Iran’s announcement of arresting 115 individuals for “propaganda against the system” and the detention of a European citizen on espionage charges follows a long pattern of state insecurity disguised as sovereign legalism. Kermanshah’s judiciary, under the direction of the Islamic Republic’s prosecutorial apparatus, continues its tradition of staging national hysteria through controlled legal theatrics. The announcement lays bare a regime in collapse-mode, grasping for internal obedience while projecting a posture of external threat containment.
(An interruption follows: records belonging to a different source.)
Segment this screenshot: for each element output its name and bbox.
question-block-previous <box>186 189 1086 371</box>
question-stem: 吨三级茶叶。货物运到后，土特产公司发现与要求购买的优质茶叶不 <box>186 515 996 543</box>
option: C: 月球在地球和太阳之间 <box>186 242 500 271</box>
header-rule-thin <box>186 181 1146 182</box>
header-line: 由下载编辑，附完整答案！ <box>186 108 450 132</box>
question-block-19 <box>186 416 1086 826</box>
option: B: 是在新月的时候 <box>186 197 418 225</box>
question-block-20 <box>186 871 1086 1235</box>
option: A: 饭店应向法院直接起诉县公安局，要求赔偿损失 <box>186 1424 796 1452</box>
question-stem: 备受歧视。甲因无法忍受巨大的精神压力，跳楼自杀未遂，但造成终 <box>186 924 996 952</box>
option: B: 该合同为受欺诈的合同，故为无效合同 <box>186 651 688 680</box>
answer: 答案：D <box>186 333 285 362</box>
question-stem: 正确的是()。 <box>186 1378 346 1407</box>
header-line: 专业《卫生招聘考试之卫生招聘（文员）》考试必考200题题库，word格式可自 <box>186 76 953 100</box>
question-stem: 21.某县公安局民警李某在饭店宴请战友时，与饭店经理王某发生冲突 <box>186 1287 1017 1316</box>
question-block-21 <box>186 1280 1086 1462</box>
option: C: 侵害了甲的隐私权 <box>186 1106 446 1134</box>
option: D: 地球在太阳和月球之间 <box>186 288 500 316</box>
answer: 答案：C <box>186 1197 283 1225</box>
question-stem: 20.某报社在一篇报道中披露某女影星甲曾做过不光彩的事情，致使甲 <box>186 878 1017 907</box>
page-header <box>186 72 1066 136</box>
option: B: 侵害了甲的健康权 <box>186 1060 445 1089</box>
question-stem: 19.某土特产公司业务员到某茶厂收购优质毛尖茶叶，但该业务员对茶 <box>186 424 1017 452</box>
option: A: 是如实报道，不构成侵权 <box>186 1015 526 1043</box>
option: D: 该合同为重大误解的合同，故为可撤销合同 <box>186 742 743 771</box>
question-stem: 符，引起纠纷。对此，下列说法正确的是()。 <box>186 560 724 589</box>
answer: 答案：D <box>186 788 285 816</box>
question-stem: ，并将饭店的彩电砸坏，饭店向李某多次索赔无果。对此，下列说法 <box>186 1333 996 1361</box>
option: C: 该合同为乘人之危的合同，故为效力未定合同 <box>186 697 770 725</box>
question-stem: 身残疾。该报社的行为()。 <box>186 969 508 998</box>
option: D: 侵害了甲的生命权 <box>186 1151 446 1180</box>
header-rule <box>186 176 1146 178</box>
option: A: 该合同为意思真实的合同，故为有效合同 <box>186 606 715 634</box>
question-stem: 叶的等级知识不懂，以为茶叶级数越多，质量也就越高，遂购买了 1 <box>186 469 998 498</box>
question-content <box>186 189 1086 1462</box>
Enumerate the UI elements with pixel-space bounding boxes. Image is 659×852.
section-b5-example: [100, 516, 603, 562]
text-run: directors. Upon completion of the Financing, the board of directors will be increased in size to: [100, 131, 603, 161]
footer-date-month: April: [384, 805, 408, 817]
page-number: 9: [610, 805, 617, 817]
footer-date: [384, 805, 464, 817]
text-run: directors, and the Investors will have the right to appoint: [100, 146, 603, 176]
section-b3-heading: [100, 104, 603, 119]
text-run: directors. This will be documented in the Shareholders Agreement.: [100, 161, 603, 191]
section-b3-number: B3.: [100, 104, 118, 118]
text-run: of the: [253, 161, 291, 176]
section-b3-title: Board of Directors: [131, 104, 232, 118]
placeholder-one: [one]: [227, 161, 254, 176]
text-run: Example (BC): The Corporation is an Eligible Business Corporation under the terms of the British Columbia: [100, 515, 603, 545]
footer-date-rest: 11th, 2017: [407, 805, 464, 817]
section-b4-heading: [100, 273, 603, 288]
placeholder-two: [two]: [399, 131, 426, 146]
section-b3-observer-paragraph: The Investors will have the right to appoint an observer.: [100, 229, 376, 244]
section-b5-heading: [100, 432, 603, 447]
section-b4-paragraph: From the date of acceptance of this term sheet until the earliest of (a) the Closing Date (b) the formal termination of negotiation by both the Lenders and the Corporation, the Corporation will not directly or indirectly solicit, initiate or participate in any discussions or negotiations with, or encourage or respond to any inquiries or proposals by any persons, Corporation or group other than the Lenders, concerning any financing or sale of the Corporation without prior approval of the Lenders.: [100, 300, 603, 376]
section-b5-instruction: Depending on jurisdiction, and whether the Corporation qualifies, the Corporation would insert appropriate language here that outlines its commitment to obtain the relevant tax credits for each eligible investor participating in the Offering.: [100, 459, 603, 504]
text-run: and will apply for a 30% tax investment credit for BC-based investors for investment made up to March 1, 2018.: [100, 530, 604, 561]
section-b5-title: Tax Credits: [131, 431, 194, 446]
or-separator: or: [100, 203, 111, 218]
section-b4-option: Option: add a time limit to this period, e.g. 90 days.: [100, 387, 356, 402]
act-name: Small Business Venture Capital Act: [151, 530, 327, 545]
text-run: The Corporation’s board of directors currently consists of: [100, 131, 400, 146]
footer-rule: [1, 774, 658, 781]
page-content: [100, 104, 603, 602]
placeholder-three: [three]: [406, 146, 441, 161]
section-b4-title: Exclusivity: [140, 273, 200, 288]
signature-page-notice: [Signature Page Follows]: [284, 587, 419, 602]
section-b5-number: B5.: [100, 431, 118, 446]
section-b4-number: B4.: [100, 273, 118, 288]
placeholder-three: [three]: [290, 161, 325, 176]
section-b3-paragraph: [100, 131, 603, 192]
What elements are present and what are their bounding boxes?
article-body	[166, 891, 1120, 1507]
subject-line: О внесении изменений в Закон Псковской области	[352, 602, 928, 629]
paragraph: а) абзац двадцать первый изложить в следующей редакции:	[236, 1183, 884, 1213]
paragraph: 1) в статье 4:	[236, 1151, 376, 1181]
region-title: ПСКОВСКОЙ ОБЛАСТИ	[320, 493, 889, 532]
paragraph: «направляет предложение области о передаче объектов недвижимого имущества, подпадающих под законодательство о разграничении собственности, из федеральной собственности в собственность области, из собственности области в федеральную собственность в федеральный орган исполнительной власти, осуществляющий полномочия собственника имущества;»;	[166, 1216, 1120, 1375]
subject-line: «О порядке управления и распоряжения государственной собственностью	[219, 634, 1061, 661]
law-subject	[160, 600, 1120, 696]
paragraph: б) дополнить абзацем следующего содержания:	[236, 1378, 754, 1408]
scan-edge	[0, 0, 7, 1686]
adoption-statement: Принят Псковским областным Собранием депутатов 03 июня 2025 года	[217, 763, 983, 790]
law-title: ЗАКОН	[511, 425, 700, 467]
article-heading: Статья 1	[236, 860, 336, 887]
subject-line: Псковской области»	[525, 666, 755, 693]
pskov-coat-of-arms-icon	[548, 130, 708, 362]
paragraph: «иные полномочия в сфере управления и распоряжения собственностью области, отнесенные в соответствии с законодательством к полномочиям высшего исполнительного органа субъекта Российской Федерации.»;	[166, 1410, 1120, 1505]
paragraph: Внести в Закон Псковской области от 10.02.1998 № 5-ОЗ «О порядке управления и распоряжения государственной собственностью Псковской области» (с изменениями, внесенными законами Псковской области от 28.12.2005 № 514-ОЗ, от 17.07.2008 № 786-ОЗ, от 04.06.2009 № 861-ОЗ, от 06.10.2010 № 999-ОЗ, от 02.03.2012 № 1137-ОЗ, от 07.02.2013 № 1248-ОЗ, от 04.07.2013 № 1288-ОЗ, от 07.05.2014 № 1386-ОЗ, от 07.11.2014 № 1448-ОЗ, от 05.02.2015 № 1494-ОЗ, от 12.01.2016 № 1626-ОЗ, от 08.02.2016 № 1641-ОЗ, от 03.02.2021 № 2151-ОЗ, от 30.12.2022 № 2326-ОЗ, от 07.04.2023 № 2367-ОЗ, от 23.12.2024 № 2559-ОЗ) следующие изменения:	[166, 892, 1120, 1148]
The moment Israel responds militarily to Iranian-backed proxies, Tehran transforms routine dissent into high treason. The judiciary criminalizes mere expression—blanket charges of “propaganda against the system” enable prosecutors to bypass burdens of evidence and dragnet the politically unorthodox. Dozens released under bail represent nothing more than a symbolic gesture to prevent overcrowding, not mercy. The judicial process, framed as swift and lawful, camouflages what amounts to political hostage-taking and psychological operations meant to instill fear among citizens rather than preserve any form of legitimate order.
The reported arrest of a “European spy” injects a foreign scapegoat into the narrative, advancing a parallel storyline Iran uses consistently: foreign infiltration justifies repression at home. Tehran’s intelligence security agencies produce convenient espionage cases to align with geopolitical tension, reinforcing the idea that dissent and treason flow from foreign influence. The accused foreigner becomes a pawn in Iran’s international diplomacy, likely to be dangled later in prisoner-swap negotiations or paraded as proof of an omnipresent Western conspiracy.
Kermanshah, like many peripheral provinces, reflects the central government’s obsession with loyalty over legality. Intelligence operatives, backed by the judiciary, prosecute thought crimes with zero transparency. The regime relies on intimidation, not jurisprudence, to silence those who voice opposition to either clerical dogma or systemic corruption. Insecurity—not strength—drives such responses. The Islamic Republic’s greatest fear is not an Israeli bomb or an American drone, but an Iranian voice that questions the legitimacy of its rulers. That fear dictates their criminal code.
The Islamic Republic portrays suppression as a security requirement. The announcement attempts to signal unity and strength through numbers: over one hundred arrested, dozens already processed. What it really confirms is bureaucratic terror and institutional paranoia. The fact that judges assign punishment based on the “degree” of dissent, not any transparent evidentiary standard, affirms the political—not legal—nature of these actions.
Iran’s security infrastructure, particularly the Ministry of Intelligence and the IRGC’s Intelligence Organization, maintains a revolving door of arrests, interrogations, and forced confessions that support this theater. Intelligence officers extract confessions in isolation, then feed them to state media for mass psychological effect. Legal codes become rhetorical tools to enforce obedience under the guise of sovereignty.
Every time Iranian officials manufacture a foreign espionage case, they broadcast insecurity, not deterrence. Each arrest functions as state propaganda for internal consumption: “We are under siege, we are vigilant, and we will silence you.” The absurd implication that 115 citizens were engaged in foreign-coordinated psychological warfare mirrors the Stalinist purges of the 1930s—ideological purity masquerading as national defense. The absurdity is not accidental; it is strategic. Absurdity distorts logic and makes truth indistinguishable from state narrative.
Tehran’s legalistic suppression neither protects Iranian society nor enhances national cohesion. It fractures the social contract and deepens alienation. The regime has replaced justice with jurisprudential theater—scripts written in Evin Prison, staged in Revolutionary Courts, and broadcast on state TV.
Iran does not fear spies. Iran fears thought. Iran fears the internet, satire, the student with a camera, the cleric with doubt, the poet with rage, the woman without hijab. Iran fears its people. So it arrests them. Then it arrests the Europeans too. So that someone—anyone—looks like the enemy. So that no one asks who the real enemy is.